Despite collecting Social Security for ten years, I have no plans to retire, but it’s hard to imagine me working beyond a few more years. I might entertain an offer.

Thursday, January 3, 2013

A Light at the End of the Tunnel

I’ve been warning that this blog may vanish on January 15 when my E-mail provider, Physicians On-Line, goes out of business. Google could make it easy for bloggers to change their primary E-mail, but it turns out to be nearly impossible. However, Google does allow us to invite another person to join the blog and share all contributing and editing privileges.

So I sent an invitation to myself which I accepted. Google apparently has no objection to two Mike Oppenheim’s hosting a blog, identical in all areas except E-mail. I keep my fingers crossed that one will remain after the 15th.  

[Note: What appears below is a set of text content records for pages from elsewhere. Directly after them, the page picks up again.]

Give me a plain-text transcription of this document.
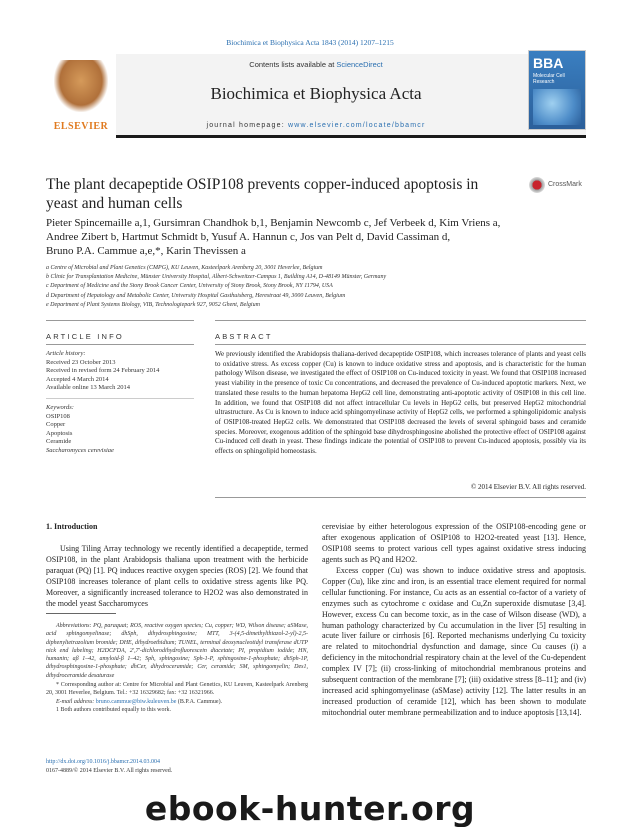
Biochimica et Biophysica Acta 1843 (2014) 1207–1215
ELSEVIER
Contents lists available at ScienceDirect
Biochimica et Biophysica Acta
journal homepage: www.elsevier.com/locate/bbamcr
BBA
Molecular Cell Research
The plant decapeptide OSIP108 prevents copper-induced apoptosis in yeast and human cells
CrossMark
Pieter Spincemaille a,1, Gursimran Chandhok b,1, Benjamin Newcomb c, Jef Verbeek d, Kim Vriens a,
Andree Zibert b, Hartmut Schmidt b, Yusuf A. Hannun c, Jos van Pelt d, David Cassiman d,
Bruno P.A. Cammue a,e,*, Karin Thevissen a
a Centre of Microbial and Plant Genetics (CMPG), KU Leuven, Kasteelpark Arenberg 20, 3001 Heverlee, Belgium
b Clinic for Transplantation Medicine, Münster University Hospital, Albert-Schweitzer-Campus 1, Building A14, D-48149 Münster, Germany
c Department of Medicine and the Stony Brook Cancer Center, University of Stony Brook, Stony Brook, NY 11794, USA
d Department of Hepatology and Metabolic Center, University Hospital Gasthuisberg, Herestraat 49, 3000 Leuven, Belgium
e Department of Plant Systems Biology, VIB, Technologiepark 927, 9052 Ghent, Belgium
ARTICLE INFO	ABSTRACT
Article history:
Received 23 October 2013
Received in revised form 24 February 2014
Accepted 4 March 2014
Available online 13 March 2014
Keywords:
OSIP108
Copper
Apoptosis
Ceramide
Saccharomyces cerevisiae
We previously identified the Arabidopsis thaliana-derived decapeptide OSIP108, which increases tolerance of plants and yeast cells to oxidative stress. As excess copper (Cu) is known to induce oxidative stress and apoptosis, and is characteristic for the human pathology Wilson disease, we investigated the effect of OSIP108 on Cu-induced toxicity in yeast. We found that OSIP108 increased yeast viability in the presence of toxic Cu concentrations, and decreased the prevalence of Cu-induced apoptotic markers. Next, we translated these results to the human hepatoma HepG2 cell line, demonstrating anti-apoptotic activity of OSIP108 in this cell line. In addition, we found that OSIP108 did not affect intracellular Cu levels in HepG2 cells, but preserved HepG2 mitochondrial ultrastructure. As Cu is known to induce acid sphingomyelinase activity of HepG2 cells, we performed a sphingolipidomic analysis of OSIP108-treated HepG2 cells. We demonstrated that OSIP108 decreased the levels of several sphingoid bases and ceramide species. Moreover, exogenous addition of the sphingoid base dihydrosphingosine abolished the protective effect of OSIP108 against Cu-induced cell death in yeast. These findings indicate the potential of OSIP108 to prevent Cu-induced apoptosis, possibly via its effects on sphingolipid homeostasis.
© 2014 Elsevier B.V. All rights reserved.
1. Introduction
Using Tiling Array technology we recently identified a decapeptide, termed OSIP108, in the plant Arabidopsis thaliana upon treatment with the herbicide paraquat (PQ) [1]. PQ induces reactive oxygen species (ROS) [2]. We found that OSIP108 increases tolerance of plant cells to oxidative stress agents like PQ. Moreover, a significantly increased tolerance to H2O2 was also demonstrated in the model yeast Saccharomyces
Abbreviations: PQ, paraquat; ROS, reactive oxygen species; Cu, copper; WD, Wilson disease; aSMase, acid sphingomyelinase; dhSph, dihydrosphingosine; MTT, 3-(4,5-dimethylthiazol-2-yl)-2,5-diphenyltetrazolium bromide; DHE, dihydroethidium; TUNEL, terminal deoxynucleotidyl transferase dUTP nick end labeling; H2DCFDA, 2′,7′-dichlorodihydrofluorescein diacetate; PI, propidium iodide; HN, humanin; aβ 1–42, amyloid-β 1–42; Sph, sphingosine; Sph-1-P, sphingosine-1-phosphate; dhSph-1P, dihydrosphingosine-1-phosphate; dhCer, dihydroceramide; Cer, ceramide; SM, sphingomyelin; Des1, dihydroceramide desaturase
* Corresponding author at: Centre for Microbial and Plant Genetics, KU Leuven, Kasteelpark Arenberg 20, 3001 Heverlee, Belgium. Tel.: +32 16329682; fax: +32 16321966.
E-mail address: bruno.cammue@biw.kuleuven.be (B.P.A. Cammue).
1 Both authors contributed equally to this work.
cerevisiae by either heterologous expression of the OSIP108-encoding gene or after exogenous application of OSIP108 to H2O2-treated yeast [13]. Hence, OSIP108 seems to protect various cell types against oxidative stress inducing agents such as PQ and H2O2.
Excess copper (Cu) was shown to induce oxidative stress and apoptosis. Copper (Cu), like zinc and iron, is an essential trace element required for normal cellular functioning. For instance, Cu acts as an essential co-factor of a variety of enzymes such as cytochrome c oxidase and Cu,Zn superoxide dismutase [3,4]. However, excess Cu can become toxic, as in the case of Wilson disease (WD), a human pathology characterized by Cu accumulation in the liver [5] resulting in acute liver failure or cirrhosis [6]. Reported mechanisms underlying Cu toxicity are related to mitochondrial dysfunction and damage, since Cu causes (i) a deficiency in the mitochondrial respiratory chain at the level of the Cu-dependent complex IV [7]; (ii) cross-linking of mitochondrial membranous proteins and subsequent contraction of the membrane [7]; (iii) oxidative stress [8–11]; and (iv) increased acid sphingomyelinase (aSMase) activity [12]. The latter results in an increased production of ceramide [12], which has been shown to modulate mitochondrial outer membrane permeabilization and to induce apoptosis [13,14].
http://dx.doi.org/10.1016/j.bbamcr.2014.03.004
0167-4889/© 2014 Elsevier B.V. All rights reserved.
ebook-hunter.org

Wednesday, November 14, 2012

Warning: This Blog May Vanish



I suspect this blog will disappear on January 15, 2013. That’s when Medscape shuts down its E-mail which I’ve been using since the 1990s. At first, I assumed this would be no problem. I would log on using my other E-mail addresses, but they don’t work.

Innocently, I went to a Google forum to ask how to transfer the blog to another E-mail. Almost immediately a responder explained that I must use the permissions wizard – “carefully.” My heart sank as I read an entire page of instructions, links, and warnings plus the suggestion that it works best using two computers and two browsers. I didn’t understand.

My current plan is to recreate the blog which will probably require a different name, so keep your eyes peeled.